Mel agitó la cabeza.
—Cinco o diez años. Verás, en realidad todavía no he hablado con nadie. Todo lo que tengo son tanteos. Son tanteos tan sutiles que no sé si realmente existen. Como eso de ahí —señaló la fotografía y los artículos— que llegó en forma de petición de fondos. Querían saber si tu padre deseaba contribuir a la investigación. Pero no es una coincidencia. Eso lo sé con total seguridad.
—¿Se han ofrecido a arreglar el cerebro de papá o no?
—No, en absoluto, y puedes apostar a que jamás lo harán —dijo Mel—. Esperarán a que se lo pidamos. De esa forma, si algo sale mal, la cosa será idea nuestra. Pero tal como actúan, tienes la impresión de que están dispuestos a pasarlo por el bisturí mañana mismo.
—Entonces, aquí tenemos la pregunta del millón de dólares —dijo Mary Catherine—. ¿Papá cree que esa gente puede arreglarle? ¿Lo cree hasta el punto de evitar que se mate?
—Por ahora, sí, definitivamente. No lo hará hoy, o mañana. Pero... —Mel se detuvo en mitad de la frase.
—Pero si abro mi bocaza y digo que se trata de elucubraciones y que podrían pasar cinco o diez años, la cosa será diferente —dijo Mary Catherine.
—No quiero presionarte —dijo Mel—, pero sí, ésa es básicamente la situación. —Alargó la mano al otro lado de la mesa, cogió la fotografía y la alzó—. Esto le mantiene con vida. Es su esperanza. Ahora mismo es todo lo que tiene.
—Vale, eso está bien —dijo Mary Catherine.
Mel le dedicó una mirada penetrante.
—¿En qué sentido está bien?
La pregunta la pilló por sorpresa.
—Le mantiene con vida, como has dicho. E incluso si hacen falta cinco o diez años antes de poder realizar la operación, hasta entonces podemos mantener la esperanza con vida. Y luego, quizás algún día, le tendremos de vuelta.
Mel la miró taciturno.
—Mierda. Tú también la tienes.
—¿Qué tengo?
—La misma mirada en la cara que tenía Willy cuando se lo conté. —Mel golpeó la fotografía boca abajo contra la mesa, miró por la ventana y empezó a frotarse la barbilla.

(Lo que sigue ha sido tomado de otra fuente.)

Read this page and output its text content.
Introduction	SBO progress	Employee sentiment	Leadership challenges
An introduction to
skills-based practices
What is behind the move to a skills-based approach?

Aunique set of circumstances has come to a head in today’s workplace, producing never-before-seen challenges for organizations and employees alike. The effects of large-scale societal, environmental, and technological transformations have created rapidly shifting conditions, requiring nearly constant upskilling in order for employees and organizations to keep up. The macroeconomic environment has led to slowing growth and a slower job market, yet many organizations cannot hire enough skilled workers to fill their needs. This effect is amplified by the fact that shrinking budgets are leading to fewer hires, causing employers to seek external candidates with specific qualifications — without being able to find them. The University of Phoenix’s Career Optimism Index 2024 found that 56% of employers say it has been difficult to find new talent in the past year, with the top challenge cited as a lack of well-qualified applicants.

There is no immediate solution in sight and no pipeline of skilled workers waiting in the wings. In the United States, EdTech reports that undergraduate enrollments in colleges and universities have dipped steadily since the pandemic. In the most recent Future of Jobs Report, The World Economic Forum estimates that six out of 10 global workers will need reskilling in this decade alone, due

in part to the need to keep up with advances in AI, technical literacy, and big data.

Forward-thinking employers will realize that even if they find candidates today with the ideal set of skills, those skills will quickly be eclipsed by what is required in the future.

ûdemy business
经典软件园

—¿En qué piensas? —le preguntó Mary Catherine tras unos minutos.
—En lo mismo de siempre. En el poder —dijo Mel—. En el poder y en cómo actúa. —Lanzó un enorme suspiro—. El poder que una organización desconocida llamada Instituto Radhakrishnan blande de pronto sobre los Cozzano. —Lanzó otro enorme suspiro—. Y sobre mí.
—¿Tus emociones empiezan a interferir?
—Sí.
—Entonces, busca una opinión objetiva.
—Es una buena idea. Debería hablar con Sipes, en la universidad.

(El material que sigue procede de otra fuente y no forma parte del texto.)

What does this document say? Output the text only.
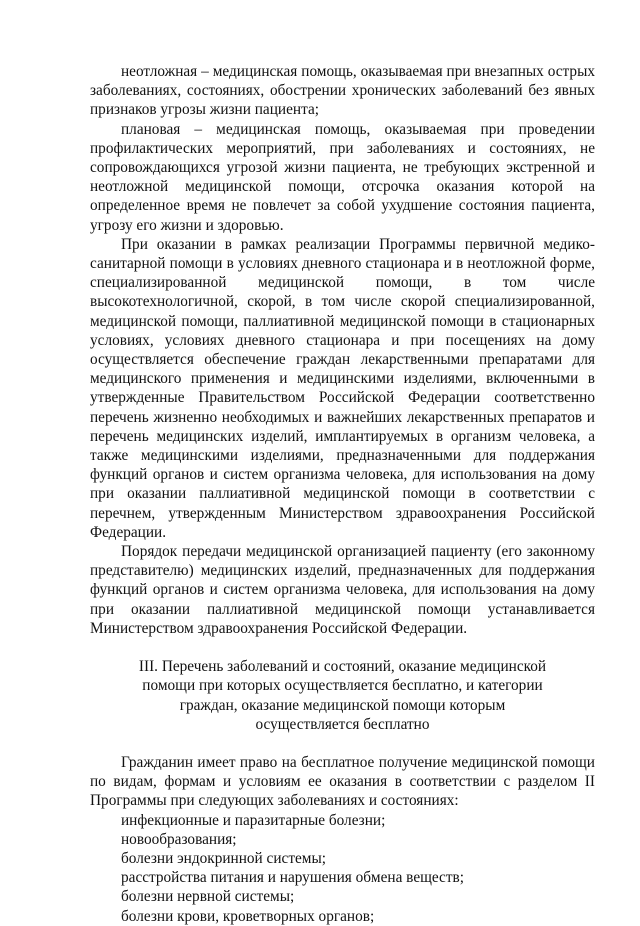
неотложная – медицинская помощь, оказываемая при внезапных острых заболеваниях, состояниях, обострении хронических заболеваний без явных признаков угрозы жизни пациента;

плановая – медицинская помощь, оказываемая при проведении профилактических мероприятий, при заболеваниях и состояниях, не сопровождающихся угрозой жизни пациента, не требующих экстренной и неотложной медицинской помощи, отсрочка оказания которой на определенное время не повлечет за собой ухудшение состояния пациента, угрозу его жизни и здоровью.

При оказании в рамках реализации Программы первичной медико-санитарной помощи в условиях дневного стационара и в неотложной форме, специализированной медицинской помощи, в том числе высокотехнологичной, скорой, в том числе скорой специализированной, медицинской помощи, паллиативной медицинской помощи в стационарных условиях, условиях дневного стационара и при посещениях на дому осуществляется обеспечение граждан лекарственными препаратами для медицинского применения и медицинскими изделиями, включенными в утвержденные Правительством Российской Федерации соответственно перечень жизненно необходимых и важнейших лекарственных препаратов и перечень медицинских изделий, имплантируемых в организм человека, а также медицинскими изделиями, предназначенными для поддержания функций органов и систем организма человека, для использования на дому при оказании паллиативной медицинской помощи в соответствии с перечнем, утвержденным Министерством здравоохранения Российской Федерации.

Порядок передачи медицинской организацией пациенту (его законному представителю) медицинских изделий, предназначенных для поддержания функций органов и систем организма человека, для использования на дому при оказании паллиативной медицинской помощи устанавливается Министерством здравоохранения Российской Федерации.

III. Перечень заболеваний и состояний, оказание медицинской помощи при которых осуществляется бесплатно, и категории граждан, оказание медицинской помощи которым осуществляется бесплатно

Гражданин имеет право на бесплатное получение медицинской помощи по видам, формам и условиям ее оказания в соответствии с разделом II Программы при следующих заболеваниях и состояниях:

инфекционные и паразитарные болезни;

новообразования;

болезни эндокринной системы;

расстройства питания и нарушения обмена веществ;

болезни нервной системы;

болезни крови, кроветворных органов;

—No. Sipes es un importante investigador en esos campos.
—Entonces, es el tipo adecuado con el que hablar, ¿no?
—No necesariamente. Tiene teorías propias. Teorías que podrían ser las opuestas a las de Radhakrishnan.

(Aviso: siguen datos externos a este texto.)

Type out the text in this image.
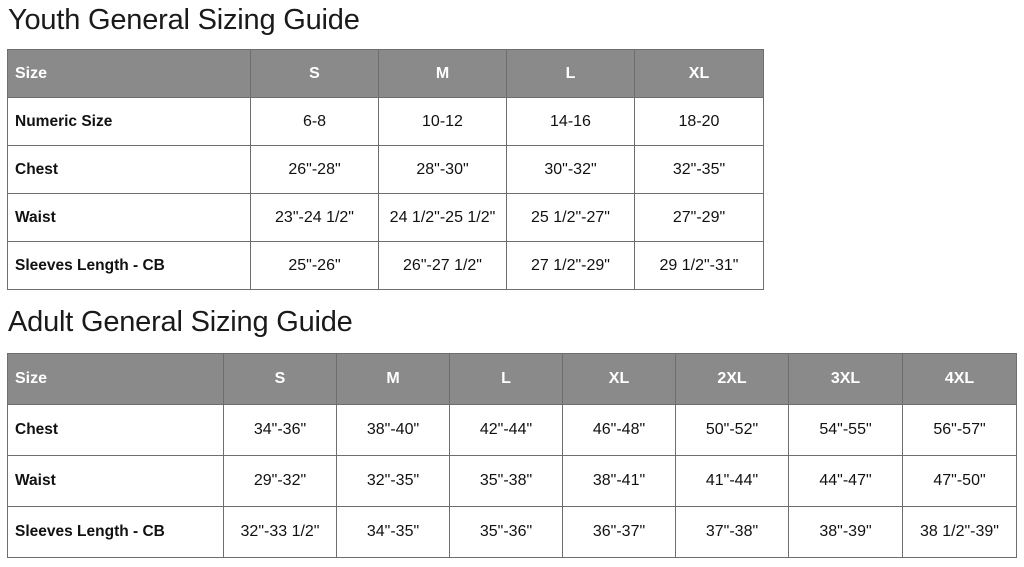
Youth General Sizing Guide
Size	S	M	L	XL
Numeric Size	6-8	10-12	14-16	18-20
Chest	26"-28"	28"-30"	30"-32"	32"-35"
Waist	23"-24 1/2"	24 1/2"-25 1/2"	25 1/2"-27"	27"-29"
Sleeves Length - CB	25"-26"	26"-27 1/2"	27 1/2"-29"	29 1/2"-31"
Adult General Sizing Guide
Size	S	M	L	XL	2XL	3XL	4XL
Chest	34"-36"	38"-40"	42"-44"	46"-48"	50"-52"	54"-55"	56"-57"
Waist	29"-32"	32"-35"	35"-38"	38"-41"	41"-44"	44"-47"	47"-50"
Sleeves Length - CB	32"-33 1/2"	34"-35"	35"-36"	36"-37"	37"-38"	38"-39"	38 1/2"-39"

—Buen punto. Una forma muy sinuosa de pensar para lo que es habitual en ti —dijo Mel con cautelosa admiración—. ¿Por qué no lo compruebas tú misma?
Mary Catherine quedó conmocionada. Luego enrojeció un poco.
—Creía que la idea era ser objetivos —dijo.
—La objetividad está bien, es una idea agradable —dijo Mel—, pero no hay nada como la familia, ¿verdad?
—Bien...
—Supongamos que encontramos un doctor supuestamente objetivo que comprueba lo de Radhakrishnan para nosotros. ¿Realmente aceptarías su opinión?
—No —admitió—. Querría ir y verlo por mí misma, antes de que usasen el bisturí con papá.
—Hecho. Te contrataré, por horas, como consejera médica para Beneficencias Cozzano —dijo Mel—. Tu labor consistirá en investigar los fundamentos médicos de los programas de investigación a los que estamos considerando realizar una donación. Y ahora mismo estamos pensando donar al Instituto Radhakrishnan.
—Mel, soy residente, no puedo tomarme tiempo libre.
—Eso —dijo Mel— es un problema político entre Beneficencias Cozzano y el director de tu estupendo hospital. Y se sabe que de vez en cuando me meto en política.